Kozlovski sentiu de repente um zumbido nos ouvidos, e diante de seus olhos recaiu uma bruma avermelhada. Ele traçou o caminho até o oficial ruivo e com a voz embargada, sentindo-se naquele momento ridículo e, por ter consciência disso, tremendo ainda mais, gritou com voz esganiçada:

– O senhor já falou uma vez essa porcaria e… e… não se dê ao trabalho de repetir! Tudo o que o senhor está dizendo é desumano e ignóbil!

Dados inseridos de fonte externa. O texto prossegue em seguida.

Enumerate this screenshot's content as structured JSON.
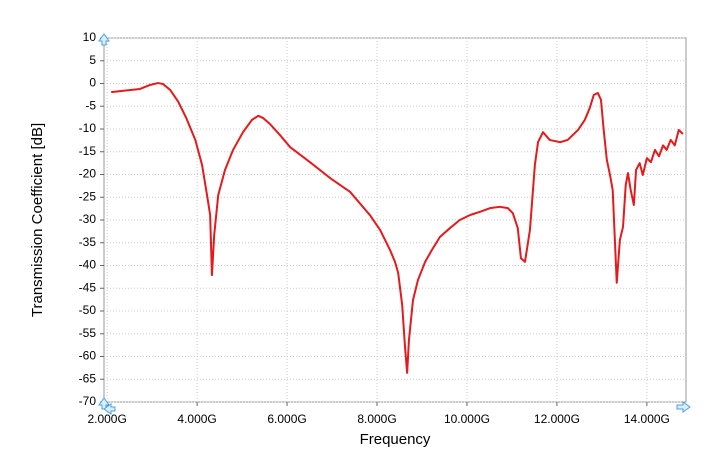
{
  "chart_data": {
    "type": "line",
    "xlabel": "Frequency",
    "ylabel": "Transmission Coefficient [dB]",
    "color": "#e41a1c",
    "grid": true,
    "xlim": [
      1.93,
      14.87
    ],
    "ylim": [
      -70,
      10
    ],
    "xticks": [
      {
        "value": 2,
        "label": "2.000G"
      },
      {
        "value": 4,
        "label": "4.000G"
      },
      {
        "value": 6,
        "label": "6.000G"
      },
      {
        "value": 8,
        "label": "8.000G"
      },
      {
        "value": 10,
        "label": "10.000G"
      },
      {
        "value": 12,
        "label": "12.000G"
      },
      {
        "value": 14,
        "label": "14.000G"
      }
    ],
    "yticks": [
      10,
      5,
      0,
      -5,
      -10,
      -15,
      -20,
      -25,
      -30,
      -35,
      -40,
      -45,
      -50,
      -55,
      -60,
      -65,
      -70
    ],
    "x": [
      2.09,
      2.73,
      2.96,
      3.13,
      3.24,
      3.4,
      3.58,
      3.76,
      3.96,
      4.11,
      4.22,
      4.29,
      4.33,
      4.38,
      4.47,
      4.62,
      4.8,
      5.02,
      5.22,
      5.36,
      5.47,
      5.62,
      5.84,
      6.07,
      6.51,
      6.96,
      7.4,
      7.84,
      8.07,
      8.29,
      8.4,
      8.47,
      8.56,
      8.62,
      8.67,
      8.71,
      8.8,
      8.91,
      9.07,
      9.22,
      9.4,
      9.62,
      9.84,
      10.07,
      10.29,
      10.51,
      10.73,
      10.91,
      11.02,
      11.13,
      11.2,
      11.29,
      11.4,
      11.51,
      11.58,
      11.69,
      11.84,
      12.07,
      12.24,
      12.47,
      12.62,
      12.73,
      12.82,
      12.91,
      12.98,
      13.04,
      13.11,
      13.18,
      13.24,
      13.33,
      13.4,
      13.47,
      13.53,
      13.58,
      13.64,
      13.71,
      13.76,
      13.84,
      13.91,
      14.0,
      14.09,
      14.18,
      14.27,
      14.36,
      14.44,
      14.53,
      14.62,
      14.71,
      14.8
    ],
    "values": [
      -1.9,
      -1.2,
      -0.3,
      0.1,
      -0.1,
      -1.4,
      -4,
      -7.6,
      -12.4,
      -17.9,
      -24.5,
      -28.9,
      -42.1,
      -33.3,
      -24.5,
      -19,
      -14.6,
      -10.7,
      -8,
      -7.1,
      -7.6,
      -8.9,
      -11.3,
      -14,
      -17.3,
      -20.8,
      -23.8,
      -28.9,
      -32.2,
      -36.6,
      -39.2,
      -41.6,
      -48.7,
      -57.5,
      -63.6,
      -56.4,
      -47.6,
      -43.2,
      -39.2,
      -36.6,
      -33.7,
      -31.8,
      -30,
      -28.9,
      -28.2,
      -27.4,
      -27.1,
      -27.4,
      -28.5,
      -31.8,
      -38.4,
      -39.2,
      -32.2,
      -17.9,
      -12.9,
      -10.7,
      -12.4,
      -12.9,
      -12.4,
      -10.2,
      -8,
      -5.4,
      -2.5,
      -2.1,
      -3.6,
      -10.2,
      -16.8,
      -20.1,
      -23.4,
      -43.8,
      -34.4,
      -31.5,
      -22.3,
      -19.7,
      -23.4,
      -26.7,
      -19,
      -17.5,
      -20.1,
      -16.4,
      -17.3,
      -14.6,
      -16,
      -13.6,
      -14.6,
      -12.4,
      -13.6,
      -10.2,
      -11.1
    ]
  }
}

O oficial ruivo, olhando de alto a baixo para seu inesperado inimigo, deu de ombros.

– O senhor deve estar doente, não, meu jovem? Por que está implicando comigo?

– Por quê? – gritou Kozlovski com voz esganiçada. – Por quê…? Estou implicando porque… Se o senhor não se calar imediatamente…

Mas os oficiais, alarmados pela briga inesperada, já o puxavam para trás pelos braços, e ele, cobrindo o rosto com as palmas das mãos, irrompeu em altos soluços, que faziam seu corpo inteiro tremer, como se fosse uma mulher em prantos, terrível e dolorosamente envergonhado de suas lágrimas…

Tradução de Lucas Simone

Aleksandr Kuprin (1870-1938) destaca-se pelo caráter filantrópico e humanitário atribuído a suas obras. Fez parte do grupo Znânie (Conhecimento), uma associação literária e editorial de São Petersburgo de começos do século 20, mas também ficou famoso pela vida agitada – foi estivador, repórter, sacristão, pescador, artista de teatro, operário e militar.

O ano de 1894, quando pede dispensa do serviço no Exército, é também o da publicação de “O Inquérito”, cuja denúncia das injustiças da caserna é um bom exemplo do tom do escritor.